„Ökostrom ist doch gar nicht grün!“

Green; Bild: shutterstock

Die kindliche Neugierde bringt einen ja mitunter nicht nur zum Schmunzeln, sondern auch zum Nachdenken. So wie neulich, als ich gedankenversunken mit meinem Sohn auf der Autofahrt zur Oma war!

Das Radio läuft. Kurz vor zwölf Uhr. Es ist mal wieder Zeit für die Werbung. Da dudelt auch schon das entscheidende Stichwort aus den Lautsprechern, das mich noch eine Weile beschäftigen sollte: Entscheiden sie sich jetzt für grünen Strom. Die prompte Reaktion meines Sprosses: „Strom ist doch gar nicht grün!“ Der ist doch unsichtbar, den kann man gar nicht sehen.“ Kluges Kerlchen, schön, dass er nicht alles glaubt, was die Werbung uns so suggeriert! Aus elterlicher Sicht sehr erfreulich, vor allem, wenn es um das neueste Spielzeug oder um irgendwelche supergesunden Kindersnacks geht.

Die nächsten zehn Minuten verbringe ich also damit, meinem knapp sieben Jahre alten Sohnemann zu erklären, was es mit dem „grünen Strom“ denn nun auf sich hat. Es also nicht an der Farbe liegt, sondern daran, wo er herkommt und wie er gewonnen wird. Kein besonders schweres Unterfangen, schließlich wohnen wir in einer Gegend, in der Windräder, Biogasanlagen und Photovoltaik an jeder Ecke lauern. Zu erklären, dass es auch „dreckigen“ Strom gibt, der alles andere als Grün ist, wird da schon schwieriger. Trotzdem versteht er schnell, dass es eindeutig besser ist, wenn der Strom „in grün“ aus der Steckdose kommt.

Schön und gut, meine Erklärung vom „grünen Strom“, damit gibt er sich allerdings nicht zufrieden. „Mama, gibt es denn da zwei Rohre, mit denen der Strom in die Steckdose kommt?
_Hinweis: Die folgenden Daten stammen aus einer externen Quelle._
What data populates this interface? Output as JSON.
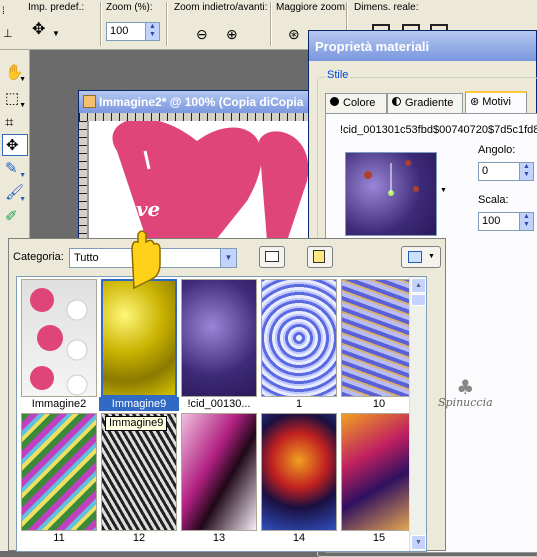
{
  "toolbar": {
    "preset_label": "Imp. predef.:",
    "zoom_label": "Zoom (%):",
    "zoom_value": "100",
    "zoom_nav_label": "Zoom indietro/avanti:",
    "more_zoom_label": "Maggiore zoom:",
    "real_size_label": "Dimens. reale:"
  },
  "image_window": {
    "title": "Immagine2* @ 100% (Copia diCopia"
  },
  "materials": {
    "title": "Proprietà materiali",
    "group_label": "Stile",
    "tabs": [
      {
        "label": "Colore"
      },
      {
        "label": "Gradiente"
      },
      {
        "label": "Motivi"
      }
    ],
    "active_tab": "Motivi",
    "pattern_name": "!cid_001301c53fbd$00740720$7d5c1fd8",
    "angle_label": "Angolo:",
    "angle_value": "0",
    "scale_label": "Scala:",
    "scale_value": "100"
  },
  "browser": {
    "category_label": "Categoria:",
    "category_value": "Tutto",
    "tooltip": "Immagine9",
    "items": [
      {
        "label": "Immagine2"
      },
      {
        "label": "Immagine9"
      },
      {
        "label": "!cid_00130..."
      },
      {
        "label": "1"
      },
      {
        "label": "10"
      },
      {
        "label": "11"
      },
      {
        "label": "12"
      },
      {
        "label": "13"
      },
      {
        "label": "14"
      },
      {
        "label": "15"
      }
    ]
  },
  "watermark": "Spinuccia",
  "canvas_text": "love"
}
Eins für den grünen und eins für den dreckigen?“ Ja, da stehe ich ersteinmal auf dem Schlauch! Keine Chance, einem so kleinen Gehirn so komplizierte Zusammenhänge zu erklären. Ich versuche es mit einer kindgerechten, bildlichen Erklärung. Na dann los! „Stell dir einen großen Topf vor, in den der ganze Strom reinkommt, der dreckige und auch der grüne. Dann wird die ganze Stromsuppe durchgerührt und durch die Rohre geschossen, damit er zu Hause aus der Steckdose kommt.“ Ein fragender Blick und Stille, was mich am Effekt meiner Bildersprache zweifeln lässt.

Ich merke, wie der kleine Kopf zu rauchen anfängt. Na gut, war diese Erklärung vielleicht doch nicht geeignet? Anscheinend schon, denn nach einer Weile kommt das „OK, verstanden“. Schön denke ich und hake die Sache ab. Mein Sohn hat mir also die Absolution erteilt und ich gehe wieder anderen Gedanken nach. Eine ganze Zeit lang später – Hat ihn das wirklich so lange beschäftigt? – dann die ernüchternde Erkenntnis eines kleinen Kindes: „Mama, du hast Recht, was du mir einmal gesagt hast. Die in der Werbung veräppeln uns wirklich nur.“ Kindermund tut eben Wahrheit kund.